In today’s dynamic job market, the need to have a unique skill(s) cannot be emphasized enough. New work models are cropping up like freelancing, where employees don’t have to necessarily sit at a desk to work for an organization. Within many companies, teams are learning to be agiler, to work with distributed and remote workers, and adapt to the ever-changing market.
It’s unfortunate that in Africa, the education system has failed to follow suit with the changing work models. The system remains rigid and doesn’t encourage students to be creative. Consequently, when graduates get into the job market, they can hardly secure a placement given the stiff competition. The idea of becoming job-creators through different start-ups is also too alien to pursue. Given that individual efforts can only do much to change the school system, you have to be intentional about acquiring new skills outside of it.

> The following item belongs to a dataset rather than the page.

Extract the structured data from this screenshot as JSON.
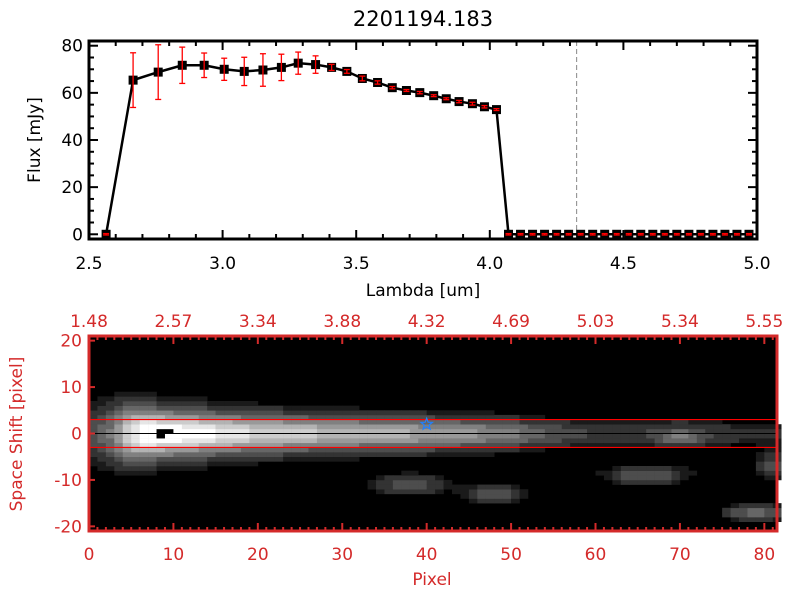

Well, for those currently working, you shouldn’t get so comfortable in your jobs either. A recent research by the World Economic Forum shows that the Half-Life of a job-skill is about 5 years. This means that the skill you have right now will be half as valuable in the next five years. So, it’s important to keep re-skilling yourself as you prepare for the future market.
The first step is to ask yourself these questions:
1. What unique skills do I have? 2. Are those skills relevant to the job market today? 3. What skills will be in demand five years from now?
Based on your response to the above questions, start making deliberate efforts to skill and re-skill yourself. Make good use of the resources you have now so that you can improve your marketability in the years to come.